Larger Practice Datasets (Download Files)

These datasets are designed for spreadsheet work, graphing, and full problem sets.

  • Exam Scores (n = 100)
    Provenance: Simulated
    Suggested Lessons: Lesson 4 (normal curve), Lesson 5 (SEM), Lesson 6 (t-test foundations)
  • Survey Data (preferences by gender/age)
    Provenance: Simulated (categorical practice)
    Suggested Lessons: Lesson 12 (chi-square), Lesson 1 (why statistics matters in decisions)
  • Simulated Medical Trial (treatment vs. control, repeated measures)
    Provenance: Simulated (instructional “trial-style” dataset; not clinical research)
    Suggested Lessons: Lesson 6 (t-test concepts), Lesson 7 (variance partitioning concepts), and for advanced learners: repeated-measures ideas (optional)

Downloads: CSV and Excel files are provided via the QR code(s) on this page (and/or direct links, if enabled on your device).

Reproducibility note (simulated files): If you revise these datasets in future editions, consider generating them with a fixed random seed so instructors and students can reproduce results across versions.


Trusted External Sources (Optional)

If you want additional datasets beyond the practice files above, the following repositories are widely used for learning and benchmarking:

  • NIST Statistical Reference Datasets (SRD)
    High-quality benchmark datasets for practice and verification (excellent for checking calculations and software).
  • UCI Machine Learning Repository
    Larger, more complex datasets.
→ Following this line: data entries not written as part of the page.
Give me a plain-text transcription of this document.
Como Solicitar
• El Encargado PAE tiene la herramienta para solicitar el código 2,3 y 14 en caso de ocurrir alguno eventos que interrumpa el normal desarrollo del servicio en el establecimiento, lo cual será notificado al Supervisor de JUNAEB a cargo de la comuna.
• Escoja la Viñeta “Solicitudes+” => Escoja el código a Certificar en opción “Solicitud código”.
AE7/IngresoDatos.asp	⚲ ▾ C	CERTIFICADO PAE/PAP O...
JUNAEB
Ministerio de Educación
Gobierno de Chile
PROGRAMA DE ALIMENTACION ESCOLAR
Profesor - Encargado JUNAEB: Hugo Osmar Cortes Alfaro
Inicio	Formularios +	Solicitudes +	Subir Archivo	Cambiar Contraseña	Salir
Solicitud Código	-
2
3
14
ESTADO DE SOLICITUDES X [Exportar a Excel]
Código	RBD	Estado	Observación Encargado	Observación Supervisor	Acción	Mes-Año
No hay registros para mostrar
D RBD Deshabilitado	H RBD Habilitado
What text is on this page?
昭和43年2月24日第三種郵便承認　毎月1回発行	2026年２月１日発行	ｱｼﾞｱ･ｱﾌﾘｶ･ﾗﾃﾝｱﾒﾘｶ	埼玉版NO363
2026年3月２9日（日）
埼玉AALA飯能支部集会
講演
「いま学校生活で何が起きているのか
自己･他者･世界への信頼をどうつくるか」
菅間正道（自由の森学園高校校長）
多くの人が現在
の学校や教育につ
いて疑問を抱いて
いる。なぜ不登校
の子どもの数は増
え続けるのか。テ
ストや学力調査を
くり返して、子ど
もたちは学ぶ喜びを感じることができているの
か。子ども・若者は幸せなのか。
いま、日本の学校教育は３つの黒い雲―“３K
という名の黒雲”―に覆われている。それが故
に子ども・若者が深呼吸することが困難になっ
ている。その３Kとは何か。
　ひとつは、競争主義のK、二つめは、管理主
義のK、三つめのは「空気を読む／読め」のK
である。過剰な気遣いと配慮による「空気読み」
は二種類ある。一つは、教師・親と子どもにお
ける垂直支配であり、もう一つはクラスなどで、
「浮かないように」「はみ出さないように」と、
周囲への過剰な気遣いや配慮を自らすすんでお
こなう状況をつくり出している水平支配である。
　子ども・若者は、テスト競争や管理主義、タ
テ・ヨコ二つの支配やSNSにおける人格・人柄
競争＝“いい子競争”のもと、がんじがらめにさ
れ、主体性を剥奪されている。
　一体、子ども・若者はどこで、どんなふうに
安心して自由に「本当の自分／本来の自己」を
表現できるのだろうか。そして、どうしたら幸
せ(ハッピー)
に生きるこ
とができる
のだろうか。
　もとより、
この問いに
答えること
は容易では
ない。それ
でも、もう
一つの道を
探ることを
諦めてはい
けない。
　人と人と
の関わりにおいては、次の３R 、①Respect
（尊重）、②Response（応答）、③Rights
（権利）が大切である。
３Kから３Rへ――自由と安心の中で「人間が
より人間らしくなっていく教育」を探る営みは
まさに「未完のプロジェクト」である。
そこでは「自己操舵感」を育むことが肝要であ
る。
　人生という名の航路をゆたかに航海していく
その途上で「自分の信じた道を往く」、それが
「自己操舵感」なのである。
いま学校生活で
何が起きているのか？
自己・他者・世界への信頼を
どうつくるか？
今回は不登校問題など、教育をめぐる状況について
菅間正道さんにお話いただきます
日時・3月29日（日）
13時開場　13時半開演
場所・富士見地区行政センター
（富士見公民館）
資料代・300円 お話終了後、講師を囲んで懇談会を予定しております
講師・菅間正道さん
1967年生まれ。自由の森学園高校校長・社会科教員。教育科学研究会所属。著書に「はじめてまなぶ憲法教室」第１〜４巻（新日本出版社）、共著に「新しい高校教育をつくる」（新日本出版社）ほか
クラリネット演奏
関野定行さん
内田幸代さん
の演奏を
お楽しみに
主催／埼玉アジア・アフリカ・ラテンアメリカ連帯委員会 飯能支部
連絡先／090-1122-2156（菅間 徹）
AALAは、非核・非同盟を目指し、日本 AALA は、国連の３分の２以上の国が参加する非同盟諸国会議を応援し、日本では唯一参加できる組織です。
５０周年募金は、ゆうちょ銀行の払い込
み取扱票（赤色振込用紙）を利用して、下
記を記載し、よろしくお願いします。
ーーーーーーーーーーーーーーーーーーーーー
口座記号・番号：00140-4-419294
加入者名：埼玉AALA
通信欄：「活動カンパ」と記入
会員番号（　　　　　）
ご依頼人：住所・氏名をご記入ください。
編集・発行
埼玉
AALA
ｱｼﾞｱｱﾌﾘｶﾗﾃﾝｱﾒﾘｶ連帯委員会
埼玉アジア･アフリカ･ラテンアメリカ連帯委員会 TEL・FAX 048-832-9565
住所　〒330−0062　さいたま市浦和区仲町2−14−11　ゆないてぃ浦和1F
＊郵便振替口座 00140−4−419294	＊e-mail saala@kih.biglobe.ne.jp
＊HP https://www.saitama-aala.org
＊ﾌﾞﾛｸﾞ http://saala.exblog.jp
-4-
Recommended only for advanced students or enrichment projects.

Visual Reference

Figure F.1 — Example spreadsheet view of a dataset (columns such as ID, Score, Group). Use this as a template for organizing your own data before running calculations.


Self-Test Quiz Access

Practice problems and self-test quizzes may appear below. If full access is restricted, please sign up (free) to unlock the quiz section.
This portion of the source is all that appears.